GPL .net?

miguel de icaza has stirred up the unix community before with his famous unix sucks speech.
in that paper, he argued that unix needs higher-level code reuse and object-orientation. so it seems very reasonable that he wants to clone .net.

the mono project aims to implement several technologies developed by Microsoft that have now been submitted to the ECMA Standards Body.

for the time being, this is a gnome effort. in order to succeed, mono needs to attract a much wider audience, though. kde comes to mind, as do other projects like soap for apache. dave winer of userland seems to be aware of the project, lets hope they can find areas to work together.

miguel gave an interview to o’reilly where he said some interesting things about .net. With .NET, Microsoft is starting with a clean slate and building for the future.

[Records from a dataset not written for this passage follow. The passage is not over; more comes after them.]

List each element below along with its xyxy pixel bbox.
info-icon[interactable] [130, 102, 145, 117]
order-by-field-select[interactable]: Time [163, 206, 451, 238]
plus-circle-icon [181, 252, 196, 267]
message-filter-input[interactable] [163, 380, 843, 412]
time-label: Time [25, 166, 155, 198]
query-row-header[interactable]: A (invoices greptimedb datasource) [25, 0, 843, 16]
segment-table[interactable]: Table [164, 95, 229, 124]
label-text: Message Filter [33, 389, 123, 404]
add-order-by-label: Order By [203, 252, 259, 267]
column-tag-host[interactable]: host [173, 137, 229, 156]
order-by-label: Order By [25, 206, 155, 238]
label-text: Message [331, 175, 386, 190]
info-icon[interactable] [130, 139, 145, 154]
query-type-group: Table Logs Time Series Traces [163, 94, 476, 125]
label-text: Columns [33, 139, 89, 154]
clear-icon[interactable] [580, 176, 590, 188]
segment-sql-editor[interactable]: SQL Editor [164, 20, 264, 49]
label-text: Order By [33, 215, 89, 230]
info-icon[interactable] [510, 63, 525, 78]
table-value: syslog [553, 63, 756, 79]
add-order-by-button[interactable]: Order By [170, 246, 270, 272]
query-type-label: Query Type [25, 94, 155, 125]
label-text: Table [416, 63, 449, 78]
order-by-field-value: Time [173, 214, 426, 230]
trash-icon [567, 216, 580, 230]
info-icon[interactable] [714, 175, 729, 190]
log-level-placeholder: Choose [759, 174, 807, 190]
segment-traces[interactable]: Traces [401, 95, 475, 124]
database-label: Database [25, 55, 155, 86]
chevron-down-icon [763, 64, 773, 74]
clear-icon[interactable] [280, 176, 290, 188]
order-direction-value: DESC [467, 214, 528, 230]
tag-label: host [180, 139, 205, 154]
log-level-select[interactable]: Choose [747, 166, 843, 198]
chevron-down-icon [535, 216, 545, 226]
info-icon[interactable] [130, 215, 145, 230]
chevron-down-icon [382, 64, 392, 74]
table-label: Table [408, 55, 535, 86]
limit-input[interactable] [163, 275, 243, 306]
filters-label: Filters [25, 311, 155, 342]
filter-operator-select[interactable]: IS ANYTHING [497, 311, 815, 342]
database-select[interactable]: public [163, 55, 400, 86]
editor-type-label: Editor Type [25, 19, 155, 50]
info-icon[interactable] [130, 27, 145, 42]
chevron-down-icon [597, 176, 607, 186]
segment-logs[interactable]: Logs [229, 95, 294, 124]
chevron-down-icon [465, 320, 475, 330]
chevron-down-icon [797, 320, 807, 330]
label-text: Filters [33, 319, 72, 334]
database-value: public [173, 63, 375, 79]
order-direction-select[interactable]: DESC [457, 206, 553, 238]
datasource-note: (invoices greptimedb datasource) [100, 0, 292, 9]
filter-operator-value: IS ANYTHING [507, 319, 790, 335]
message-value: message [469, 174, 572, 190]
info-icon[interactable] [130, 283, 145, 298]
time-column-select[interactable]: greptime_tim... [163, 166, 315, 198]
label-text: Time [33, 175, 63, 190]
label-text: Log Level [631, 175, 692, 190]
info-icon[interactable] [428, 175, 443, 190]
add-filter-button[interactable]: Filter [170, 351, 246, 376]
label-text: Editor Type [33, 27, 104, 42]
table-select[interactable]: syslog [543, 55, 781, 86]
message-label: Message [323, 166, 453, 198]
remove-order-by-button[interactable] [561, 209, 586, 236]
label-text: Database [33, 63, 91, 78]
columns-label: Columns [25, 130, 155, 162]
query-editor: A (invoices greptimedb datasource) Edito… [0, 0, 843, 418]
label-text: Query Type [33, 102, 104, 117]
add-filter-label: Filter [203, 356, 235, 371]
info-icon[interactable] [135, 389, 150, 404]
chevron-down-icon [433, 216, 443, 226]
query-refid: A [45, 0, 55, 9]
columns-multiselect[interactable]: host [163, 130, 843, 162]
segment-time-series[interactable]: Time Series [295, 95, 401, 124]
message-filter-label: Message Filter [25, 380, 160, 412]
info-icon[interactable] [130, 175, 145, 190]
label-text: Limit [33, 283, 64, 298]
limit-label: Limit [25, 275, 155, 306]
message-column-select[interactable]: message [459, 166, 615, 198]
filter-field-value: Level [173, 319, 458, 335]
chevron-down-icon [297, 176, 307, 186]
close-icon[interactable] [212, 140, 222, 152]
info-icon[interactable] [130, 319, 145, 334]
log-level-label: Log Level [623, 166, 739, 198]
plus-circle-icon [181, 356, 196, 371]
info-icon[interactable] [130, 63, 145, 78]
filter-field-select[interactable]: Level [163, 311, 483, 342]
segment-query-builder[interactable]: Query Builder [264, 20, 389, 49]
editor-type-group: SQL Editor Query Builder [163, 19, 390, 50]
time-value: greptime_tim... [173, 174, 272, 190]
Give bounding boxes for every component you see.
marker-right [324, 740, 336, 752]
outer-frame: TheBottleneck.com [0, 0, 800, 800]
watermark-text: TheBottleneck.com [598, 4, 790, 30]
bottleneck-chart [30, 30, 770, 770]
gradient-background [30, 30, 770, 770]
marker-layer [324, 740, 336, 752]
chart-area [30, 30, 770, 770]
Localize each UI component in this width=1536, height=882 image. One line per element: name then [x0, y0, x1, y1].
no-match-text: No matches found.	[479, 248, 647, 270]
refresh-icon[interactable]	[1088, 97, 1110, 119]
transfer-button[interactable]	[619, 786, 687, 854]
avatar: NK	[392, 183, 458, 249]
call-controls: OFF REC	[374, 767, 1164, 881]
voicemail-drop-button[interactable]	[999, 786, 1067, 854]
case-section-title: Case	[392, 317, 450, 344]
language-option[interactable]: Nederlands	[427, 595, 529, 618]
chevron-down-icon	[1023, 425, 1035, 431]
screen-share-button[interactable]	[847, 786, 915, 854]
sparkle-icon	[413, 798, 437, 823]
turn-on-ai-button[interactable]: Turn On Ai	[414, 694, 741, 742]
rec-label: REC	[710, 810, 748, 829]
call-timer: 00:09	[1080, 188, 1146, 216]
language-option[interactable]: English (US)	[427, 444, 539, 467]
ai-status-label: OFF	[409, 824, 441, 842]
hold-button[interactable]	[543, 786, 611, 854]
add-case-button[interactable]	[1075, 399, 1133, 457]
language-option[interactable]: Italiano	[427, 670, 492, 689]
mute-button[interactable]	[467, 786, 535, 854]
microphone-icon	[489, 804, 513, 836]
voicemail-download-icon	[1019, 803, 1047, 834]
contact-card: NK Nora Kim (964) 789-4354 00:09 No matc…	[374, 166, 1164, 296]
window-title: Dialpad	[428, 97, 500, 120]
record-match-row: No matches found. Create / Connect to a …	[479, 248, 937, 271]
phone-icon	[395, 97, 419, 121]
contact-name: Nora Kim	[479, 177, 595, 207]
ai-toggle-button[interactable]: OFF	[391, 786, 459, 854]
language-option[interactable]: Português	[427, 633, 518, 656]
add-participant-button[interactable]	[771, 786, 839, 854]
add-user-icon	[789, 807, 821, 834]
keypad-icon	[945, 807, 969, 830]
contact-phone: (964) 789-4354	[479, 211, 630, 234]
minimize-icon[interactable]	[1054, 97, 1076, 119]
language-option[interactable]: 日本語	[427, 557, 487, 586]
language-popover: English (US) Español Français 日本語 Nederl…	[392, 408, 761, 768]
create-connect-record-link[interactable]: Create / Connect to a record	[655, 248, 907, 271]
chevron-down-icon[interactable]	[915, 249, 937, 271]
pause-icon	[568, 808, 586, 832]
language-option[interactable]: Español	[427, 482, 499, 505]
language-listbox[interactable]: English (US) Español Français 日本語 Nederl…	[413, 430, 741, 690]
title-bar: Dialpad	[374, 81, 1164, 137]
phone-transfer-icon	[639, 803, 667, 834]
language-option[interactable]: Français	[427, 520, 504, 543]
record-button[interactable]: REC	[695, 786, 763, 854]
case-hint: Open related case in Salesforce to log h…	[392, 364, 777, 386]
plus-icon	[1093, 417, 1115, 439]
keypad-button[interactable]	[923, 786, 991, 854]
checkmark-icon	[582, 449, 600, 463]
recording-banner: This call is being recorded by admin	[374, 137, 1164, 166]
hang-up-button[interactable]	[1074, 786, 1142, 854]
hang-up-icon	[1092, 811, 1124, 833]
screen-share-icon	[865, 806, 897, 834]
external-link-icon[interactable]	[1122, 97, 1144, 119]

It’s a new development environment for the next 20 years.
Almost anybody could develop a compatible implementation of .NET, because what you need to know is out in the open.
I don’t think we as a community can design something that is going to be as completely thought out as .NET. It’s taken them several years already to design this, and I believe that Microsoft hired a lot of smart people to build it. It would definitely take us a lot of time and debate to get there. He doesn’t believe that the open source community needs to leapfrog .NET, but rather they should make it their own, much as Unix led to GNU/Linux.

dave winer has, as always, interesting commentary on mono. he argues that open source had to come about in the unix world because there are no easy ways for interop at higher levels (like com or corba provide) than the source code levels. integration is always done at the source level. this has very much truth to it, and dave goes on to argue that the focus should be on interop with .net first, source level compatibility later. a way to leverage the installed base is indeed missing. the unix culture to keep policy out has hampered any attempts to fix this.